CreakyJoints asked community members who received their additional dose what the experience was like. Rebecca G. said she “ran a fever, had body aches, and got a terrible headache with nausea,” while Krista K. said she “just generally felt yucky and very tired.”
It’s important to be aware of the risks of serious side effects, though these are rare.
Experts will be monitoring the rollout closely and the CDC’s vaccine monitoring app called V-safe will be amended so users can share information about symptoms and side effects after receiving the third dose.
In an Israeli survey of 4,500 people who received a third dose of the Pfizer vaccine, 88 percent of respondents said that in the days after receiving the third shot, they felt “similar or better” to how they felt after the second shot. Thirty-one percent reported experiencing some side effect; soreness at the injection site was most common, Reuters reported.
“I suspect that the side effects from the third dose will be very similar to those seen with earlier doses,” says infectious disease physician Amesh A. Adalja, MD, a Senior Scholar at Johns Hopkins Center for Health Security. “People should see what symptoms develop and have some acetaminophen or ibuprofen handy. They also may not want to schedule anything too strenuous the day after the vaccination.”
Where Do You Get the Third COVID-19 Vaccine Dose?
You should be able to get the third vaccine dose wherever other mRNA (Pfizer and Moderna) vaccines are available. The CDC recommends you:
- Search vaccines.gov
- Text your ZIP code to 438829
- Call 1-800-232-0233 to find locations near you
You can also contact your local pharmacy to see if vaccination walk-ins or appointments are available or contact your state or local health department for more information.
Though you will need to show proof of prior vaccination, the CDC notes that people will not be required to show proof of a medical condition in order to receive a third dose. They simply have to attest to their immunocompromised status.
Staying Safe and Continuing to Take Precautions
Though a third COVID-19 vaccine dose will likely help immunocompromised people garner more protection against the coronavirus, that doesn’t mean you should let your guard down when it comes to other precautions. The CDC still urges immunocompromised people to practice mitigation efforts, even after receiving their additional COVID-19 vaccine dose. This means:
- Wearing a mask in public settings
- Maintaining a social distance of six feet from those who do not live with you
- Avoiding crowds and poorly ventilated indoor spaces
- Washing or sanitizing your hands frequently
- When spending time with loved ones, remember that outdoors is safer than indoors
Additionally, per the CDC’s recent recommendations, fully vaccinated people who have a known exposure to someone with suspected or confirmed COVID-19 should be tested three to five days after exposure and wear a mask in public indoor settings for 14 days or until they receive a negative test result. If you are exposed to COVID-19, talk to your health care provider about getting monoclonal antibody treatment, which was recently approved to treat and prevent COVID-19 post-exposure in immunocompromised people.
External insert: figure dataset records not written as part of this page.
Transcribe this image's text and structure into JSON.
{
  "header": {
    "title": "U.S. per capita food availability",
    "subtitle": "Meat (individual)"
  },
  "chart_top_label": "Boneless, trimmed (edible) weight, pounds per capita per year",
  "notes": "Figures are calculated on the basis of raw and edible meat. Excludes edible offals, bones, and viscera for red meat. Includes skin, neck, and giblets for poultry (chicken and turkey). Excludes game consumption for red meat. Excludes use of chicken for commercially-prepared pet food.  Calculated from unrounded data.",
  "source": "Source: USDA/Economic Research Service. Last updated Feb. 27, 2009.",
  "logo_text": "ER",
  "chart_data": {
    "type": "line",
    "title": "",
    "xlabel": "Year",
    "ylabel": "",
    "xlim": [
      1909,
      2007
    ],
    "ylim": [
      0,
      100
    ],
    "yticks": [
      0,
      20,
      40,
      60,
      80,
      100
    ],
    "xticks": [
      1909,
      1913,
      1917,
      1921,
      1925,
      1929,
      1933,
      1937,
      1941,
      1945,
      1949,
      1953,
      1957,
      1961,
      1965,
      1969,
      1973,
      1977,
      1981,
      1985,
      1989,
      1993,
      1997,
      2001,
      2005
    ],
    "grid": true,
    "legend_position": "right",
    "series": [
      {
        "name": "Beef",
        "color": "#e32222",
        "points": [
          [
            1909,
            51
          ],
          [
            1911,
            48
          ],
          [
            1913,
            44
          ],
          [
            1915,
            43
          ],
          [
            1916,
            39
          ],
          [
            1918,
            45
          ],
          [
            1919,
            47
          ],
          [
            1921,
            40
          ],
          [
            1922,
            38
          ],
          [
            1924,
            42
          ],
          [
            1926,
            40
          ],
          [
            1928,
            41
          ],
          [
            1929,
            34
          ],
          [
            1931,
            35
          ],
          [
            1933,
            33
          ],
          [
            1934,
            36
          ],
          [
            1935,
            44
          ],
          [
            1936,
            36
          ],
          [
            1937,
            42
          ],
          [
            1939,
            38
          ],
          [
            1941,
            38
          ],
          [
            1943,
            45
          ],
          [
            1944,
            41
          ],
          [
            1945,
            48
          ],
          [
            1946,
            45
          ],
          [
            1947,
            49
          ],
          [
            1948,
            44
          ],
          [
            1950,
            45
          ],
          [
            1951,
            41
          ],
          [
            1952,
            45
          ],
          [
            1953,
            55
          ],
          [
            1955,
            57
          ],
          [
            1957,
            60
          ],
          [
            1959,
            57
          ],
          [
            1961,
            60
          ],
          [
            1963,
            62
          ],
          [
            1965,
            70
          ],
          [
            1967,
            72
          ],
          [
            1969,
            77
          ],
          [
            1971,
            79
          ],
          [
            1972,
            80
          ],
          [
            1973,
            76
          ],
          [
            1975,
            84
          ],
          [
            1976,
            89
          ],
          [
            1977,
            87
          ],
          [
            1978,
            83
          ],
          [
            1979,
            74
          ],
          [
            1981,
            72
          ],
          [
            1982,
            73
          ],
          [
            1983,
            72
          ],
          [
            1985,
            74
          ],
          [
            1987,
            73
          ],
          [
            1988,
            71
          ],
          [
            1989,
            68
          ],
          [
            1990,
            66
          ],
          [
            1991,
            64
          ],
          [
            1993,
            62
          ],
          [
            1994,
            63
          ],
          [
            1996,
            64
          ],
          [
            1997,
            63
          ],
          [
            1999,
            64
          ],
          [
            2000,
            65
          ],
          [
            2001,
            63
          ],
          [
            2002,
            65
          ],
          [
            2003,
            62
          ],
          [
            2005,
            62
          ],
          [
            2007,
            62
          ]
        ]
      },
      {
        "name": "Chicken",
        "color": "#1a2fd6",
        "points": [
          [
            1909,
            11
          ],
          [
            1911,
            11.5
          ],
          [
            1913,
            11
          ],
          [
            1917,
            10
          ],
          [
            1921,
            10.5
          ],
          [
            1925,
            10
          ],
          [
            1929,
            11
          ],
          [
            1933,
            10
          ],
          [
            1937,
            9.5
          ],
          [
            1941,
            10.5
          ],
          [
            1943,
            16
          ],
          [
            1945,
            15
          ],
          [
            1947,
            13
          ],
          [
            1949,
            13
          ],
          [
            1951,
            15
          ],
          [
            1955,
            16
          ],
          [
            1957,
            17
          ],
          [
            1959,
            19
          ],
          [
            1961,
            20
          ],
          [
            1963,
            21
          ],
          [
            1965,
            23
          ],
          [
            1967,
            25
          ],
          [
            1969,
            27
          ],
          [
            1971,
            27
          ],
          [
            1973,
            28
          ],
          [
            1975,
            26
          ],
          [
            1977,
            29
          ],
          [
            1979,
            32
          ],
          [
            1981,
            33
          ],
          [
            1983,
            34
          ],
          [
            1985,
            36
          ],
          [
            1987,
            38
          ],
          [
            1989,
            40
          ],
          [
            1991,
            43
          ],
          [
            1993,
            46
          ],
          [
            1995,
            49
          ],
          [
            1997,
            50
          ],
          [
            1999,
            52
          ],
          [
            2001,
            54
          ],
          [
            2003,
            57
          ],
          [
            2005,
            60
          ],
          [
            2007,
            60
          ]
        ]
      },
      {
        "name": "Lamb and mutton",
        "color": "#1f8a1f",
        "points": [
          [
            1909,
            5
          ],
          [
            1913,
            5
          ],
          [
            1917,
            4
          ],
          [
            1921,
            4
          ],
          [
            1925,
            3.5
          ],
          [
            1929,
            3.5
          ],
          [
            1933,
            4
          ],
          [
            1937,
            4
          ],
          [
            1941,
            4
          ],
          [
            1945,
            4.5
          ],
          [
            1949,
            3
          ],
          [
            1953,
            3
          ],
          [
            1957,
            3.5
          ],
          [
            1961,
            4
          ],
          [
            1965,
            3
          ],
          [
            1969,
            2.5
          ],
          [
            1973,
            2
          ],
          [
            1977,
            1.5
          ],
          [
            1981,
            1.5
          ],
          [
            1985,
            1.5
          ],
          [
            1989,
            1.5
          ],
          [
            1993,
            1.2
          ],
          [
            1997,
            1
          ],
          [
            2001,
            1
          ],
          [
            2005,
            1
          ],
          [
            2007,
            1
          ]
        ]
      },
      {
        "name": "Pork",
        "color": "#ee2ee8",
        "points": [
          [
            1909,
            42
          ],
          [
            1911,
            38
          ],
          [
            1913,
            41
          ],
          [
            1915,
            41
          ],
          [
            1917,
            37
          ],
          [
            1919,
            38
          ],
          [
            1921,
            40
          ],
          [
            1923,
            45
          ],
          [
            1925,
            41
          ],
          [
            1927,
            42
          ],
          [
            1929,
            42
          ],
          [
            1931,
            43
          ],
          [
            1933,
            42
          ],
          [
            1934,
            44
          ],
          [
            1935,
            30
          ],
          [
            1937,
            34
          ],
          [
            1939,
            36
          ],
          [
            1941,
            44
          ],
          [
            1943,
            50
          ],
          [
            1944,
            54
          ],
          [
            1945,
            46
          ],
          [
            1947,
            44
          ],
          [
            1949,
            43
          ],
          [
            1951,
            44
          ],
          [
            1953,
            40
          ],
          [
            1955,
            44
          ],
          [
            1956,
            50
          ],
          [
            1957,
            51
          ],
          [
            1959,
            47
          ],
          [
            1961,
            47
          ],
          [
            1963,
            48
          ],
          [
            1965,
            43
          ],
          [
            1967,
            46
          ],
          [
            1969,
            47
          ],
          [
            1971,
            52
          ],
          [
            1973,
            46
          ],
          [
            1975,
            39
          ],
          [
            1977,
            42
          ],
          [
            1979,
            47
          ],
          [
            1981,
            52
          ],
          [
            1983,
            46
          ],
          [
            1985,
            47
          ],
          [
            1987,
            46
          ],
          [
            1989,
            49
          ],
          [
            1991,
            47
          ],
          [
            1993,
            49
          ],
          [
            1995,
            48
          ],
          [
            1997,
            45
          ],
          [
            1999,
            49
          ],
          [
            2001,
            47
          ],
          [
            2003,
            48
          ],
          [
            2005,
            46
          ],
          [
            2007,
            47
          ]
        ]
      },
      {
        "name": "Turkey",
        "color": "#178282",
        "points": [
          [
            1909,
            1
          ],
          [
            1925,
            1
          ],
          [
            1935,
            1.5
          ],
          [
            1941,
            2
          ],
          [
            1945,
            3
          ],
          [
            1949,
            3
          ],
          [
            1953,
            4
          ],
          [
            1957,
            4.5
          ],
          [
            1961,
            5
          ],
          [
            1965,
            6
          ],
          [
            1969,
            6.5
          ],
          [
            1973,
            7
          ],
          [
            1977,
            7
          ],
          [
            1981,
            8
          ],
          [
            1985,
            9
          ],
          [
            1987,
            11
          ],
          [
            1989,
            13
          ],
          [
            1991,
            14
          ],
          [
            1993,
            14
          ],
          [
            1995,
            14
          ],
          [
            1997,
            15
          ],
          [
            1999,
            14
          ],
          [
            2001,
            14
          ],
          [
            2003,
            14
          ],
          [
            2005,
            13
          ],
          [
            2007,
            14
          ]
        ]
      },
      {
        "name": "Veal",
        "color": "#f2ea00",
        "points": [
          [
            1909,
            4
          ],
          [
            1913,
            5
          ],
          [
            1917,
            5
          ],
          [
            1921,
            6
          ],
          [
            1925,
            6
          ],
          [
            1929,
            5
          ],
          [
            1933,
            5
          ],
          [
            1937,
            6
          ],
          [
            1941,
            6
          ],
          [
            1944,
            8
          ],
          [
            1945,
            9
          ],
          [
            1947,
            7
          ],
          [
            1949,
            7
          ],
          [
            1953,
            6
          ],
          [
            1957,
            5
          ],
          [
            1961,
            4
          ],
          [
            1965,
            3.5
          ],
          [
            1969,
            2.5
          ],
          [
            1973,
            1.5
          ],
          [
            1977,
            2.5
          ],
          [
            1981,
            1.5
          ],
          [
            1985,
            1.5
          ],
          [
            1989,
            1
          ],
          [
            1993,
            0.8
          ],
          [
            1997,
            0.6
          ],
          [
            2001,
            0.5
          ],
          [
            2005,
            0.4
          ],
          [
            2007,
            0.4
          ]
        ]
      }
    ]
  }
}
Encourage family members, coworkers, friends, and community members to get vaccinated if they’re eligible and haven’t done so. Here’s how to talk to loved ones about getting the vaccine.
As the Delta variant spreads and daily COVID cases increase, it is important to be vigilant in your efforts to remain safe and protected. Getting the third COVID-19 vaccine dose is an important step if you’re immunocompromised.